Since it’s the Fourth of July weekend, we thought this was the perfect New Jersey First to tell you about. The very first National Historical Park in the United States is the Morristown National Historical Park.
New Jersey officially recognizes 1664 as the year the state was founded when land owned by the Duke of York was given to Sir George Carteret and John Lord Berkeley. That transaction record proclaimed that “said Tract of Land is hereafter to be called by the name or names of New Cesarea or New Jersey.” That makes this year New Jersey’s 350th Anniversary! To celebrate this major milestone, we’ve undertaken a project we’re calling 35 New Jersey Firsts where we highlight 35 things that first came to life in New Jersey.
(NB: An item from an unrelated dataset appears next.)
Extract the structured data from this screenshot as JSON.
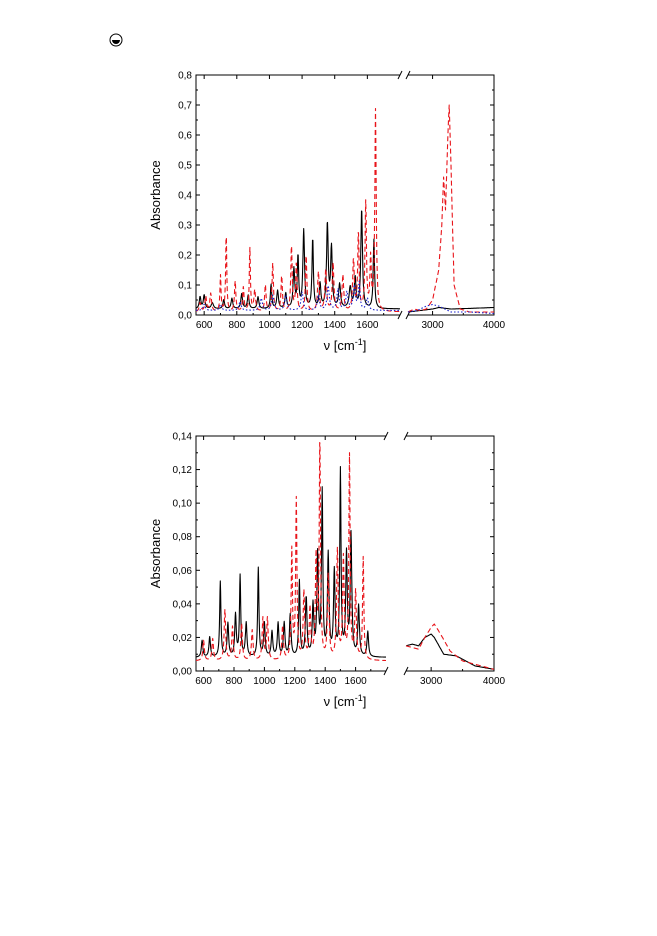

Morristown National Historical Park was designated the first National Historical Park on March 2, 1933. The National Historical Park encompasses everything around the headquarters of General George Washington’s winter encampment of the Continental Army. The National Park Service maintains the landscape, structures, features, archeological resources and collections of the Continental Army, General George Washington and related Revolutionary War sites right in Morristown.
Washington famously chose Morristown as his headquarters because of its location along communication routes, easily defended terrain and access to resources for the troops. The Continental Army stayed there over two winters—first in 1777 and then in 1779-1780 (the famously severe winter that really tested the Army).
The national park consists of four separate areas: Washington’s Headquarters Unit, the Fort Nonsense Unit, the Jockey Hollow Unit, and the New Jersey Brigade Area. There are two original structures, the Ford Mansion in Morristown and the Wick House in Jockey Hollow.